Here at Matta’s, we’re feeling those aphrodisiac foods this month!

This month, Dalip and the team are thinking you might want to create a (passionate) storm in the kitchen with Valentine’s Day in mind.

Of course, many of the ingredients we use everyday in our kitchen are in fact, aphrodisiacs.

And, there are, in fact, many foods and drinks that are believed to enhance sexual desire.

They’ve been associated with each other for centuries, be it Marc Anthony feeding grapes to Cleopatra or Shakespeare suggesting that potatoes have aphrodisiac properties in The Merry Wives of Windsor!

All the foods below are believed to have some sort of power as an aphrodisiac even though their effectiveness is more likely down to the power of suggestion – but there’s no harm in trying, is there!


Asparagus has been believed to be a powerful aphrodisiac ever since the seventeenth-century herbalist Nicholas Culpeper prescribed it “to be taken to stir up bodily lust.” Ooer! Nineteenth-century bride-grooms were reportedly force-fed the stuff to ensure they were able to perform on their wedding night and, like many other aphrodisiacs, the vegetable’s phallic shape is believed to be partly responsible for its reputation.


Another appropriately shaped aphrodisiac, bananas contain the enzyme Bromelain, which is believed to improve a man’s performance in the sack. Bananas are connected to the original lovers, Adam and Eve, who, apparently, used banana leaves rather than fig leaves to cover their private parts. Bananas are also rich in potassium and vitamin B, which are thought to help with the manufacture of sex hormones.


Apart from its ability to make people say “yes”, it’s coffee’s stamina-enhancing properties, due to high levels of caffeine and other alkaloids, that give it a reputation for adding longevity to sex sessions. It’ll certainly keep you awake, but be careful, too much caffeine will make you nervous, which will only ruin the mood.


When opened, figs apparently resemble female genitalia, and it is therefore considered erotic by some people for a man to break open a fig and eat it in front of his female partner. Hmm. Originally from Syria, figs were prized by Ancient Greeks as a sacred food associated with fertility, and the arrival of a new fig crop is said to have been followed by ritual lovemaking. That brazen hussy of the ancient world, Cleopatra, is also believed to have a been a fig fanatic, which is good enough for me.

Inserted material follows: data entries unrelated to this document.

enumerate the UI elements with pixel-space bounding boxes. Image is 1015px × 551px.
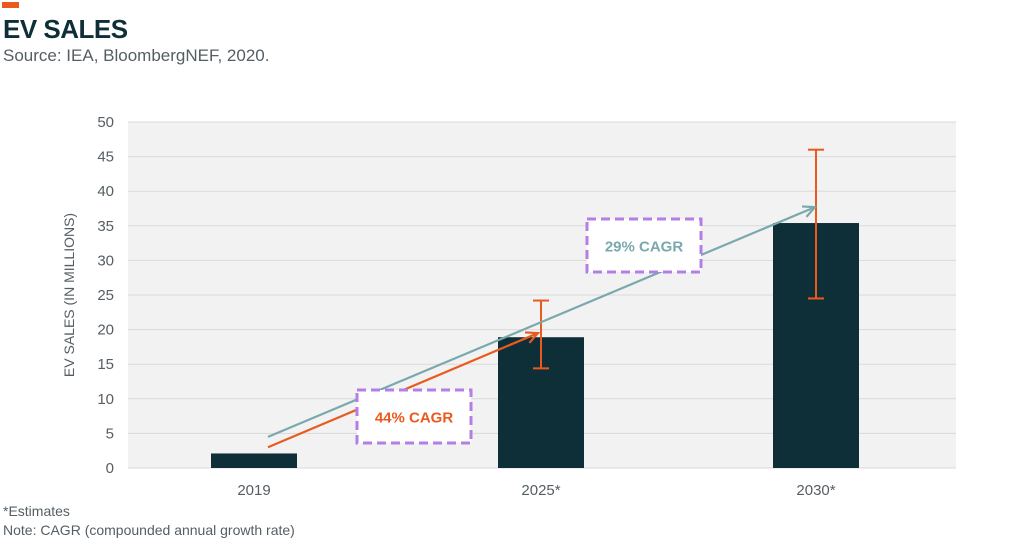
chart-title: EV SALES xyxy=(3,14,128,44)
x-axis-ticks: 2019 2025* 2030* xyxy=(237,482,835,499)
y-tick-label: 30 xyxy=(97,252,114,269)
bar-2019 xyxy=(211,453,297,468)
footnote-estimates: *Estimates xyxy=(3,503,70,519)
y-tick-label: 5 xyxy=(106,425,114,442)
y-axis-label: EV SALES (IN MILLIONS) xyxy=(61,213,77,377)
cagr-callout-label: 44% CAGR xyxy=(375,410,454,427)
cagr-callout-box xyxy=(355,388,473,445)
y-tick-label: 15 xyxy=(97,356,114,373)
error-bars xyxy=(533,148,824,370)
y-axis-ticks: 0 5 10 15 20 25 30 35 40 45 50 xyxy=(97,114,114,477)
cagr-callout-box xyxy=(585,217,703,274)
y-tick-label: 35 xyxy=(97,218,114,235)
x-tick-label: 2030* xyxy=(796,482,835,499)
footnote-cagr: Note: CAGR (compounded annual growth rat… xyxy=(3,522,295,538)
x-tick-label: 2019 xyxy=(237,482,270,499)
y-tick-label: 40 xyxy=(97,183,114,200)
y-tick-label: 50 xyxy=(97,114,114,131)
y-tick-label: 25 xyxy=(97,287,114,304)
accent-bar xyxy=(2,2,19,8)
cagr-arrow-head xyxy=(524,331,541,344)
cagr-arrow-head xyxy=(801,205,818,218)
cagr-callouts: 44% CAGR 29% CAGR xyxy=(355,217,703,445)
chart-source: Source: IEA, BloombergNEF, 2020. xyxy=(3,46,270,65)
cagr-callout-label: 29% CAGR xyxy=(605,239,684,256)
x-tick-label: 2025* xyxy=(521,482,560,499)
y-tick-label: 0 xyxy=(106,460,114,477)
y-tick-label: 10 xyxy=(97,391,114,408)
y-tick-label: 45 xyxy=(97,149,114,166)
y-tick-label: 20 xyxy=(97,322,114,339)
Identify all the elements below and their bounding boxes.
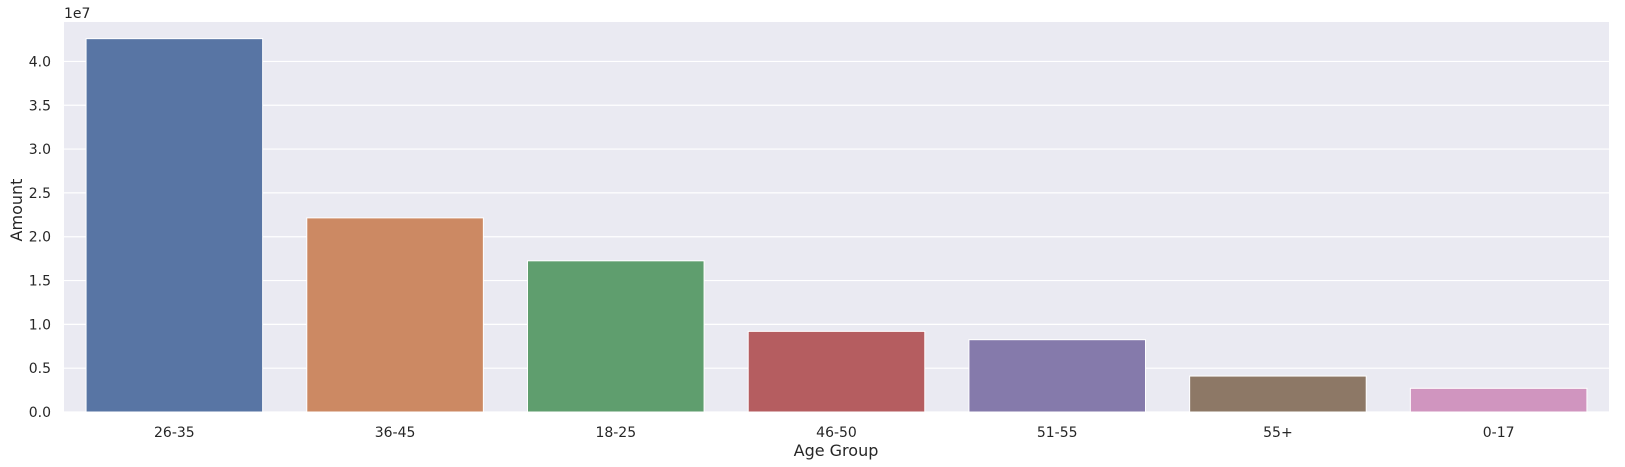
- bar-55+: [1189, 375, 1367, 413]
- x-tick-label: 26-35: [154, 425, 195, 441]
- y-tick-label: 2.0: [29, 230, 51, 246]
- bar-51-55: [968, 339, 1147, 413]
- y-tick-label: 3.0: [29, 142, 51, 158]
- y-tick-label: 3.5: [29, 98, 51, 114]
- x-tick-label: 36-45: [375, 425, 416, 441]
- bar-26-35: [85, 38, 264, 413]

Strawberries were cultivated by the Romans as early as 200 BC, and were being used as an aphrodisiac as long ago as the thirteenth-century. A soup made from strawberries and soured cream was traditionally served-up to newly-weds in medieval times. We prefer to just put them on our sweet treats! The strawberry is also reportedly a symbol for Venus, the goddess of love, presumably because of its heart shape and red colour.


Known as ‘pommes d’amour’ or ‘love apples’ by the French during the Renaissance because of their firm and juicy texture, tomatoes have also long been considered an aphrodisiac and were therefore shunned by puritans. They were also previously thought to be poisonous, but in fact their succulent appearance is down to the presence of the antioxidant lycopene.


The powerful odour may put some people off the idea of using garlic as an aphrodisiac, but if both parties have eaten it then the smell is usually cancelled out. Philosopher Pliny, who mixed garlic and wine, wrote that it was a powerful sexual stimulant, while Romans believed that garlic made “women fall in love and men powerful.” It is thought that garlic improves circulation, while some people claim that garlic promotes the production of the enzyme nitric oxide synthase, which plays a part in the erection mechanism.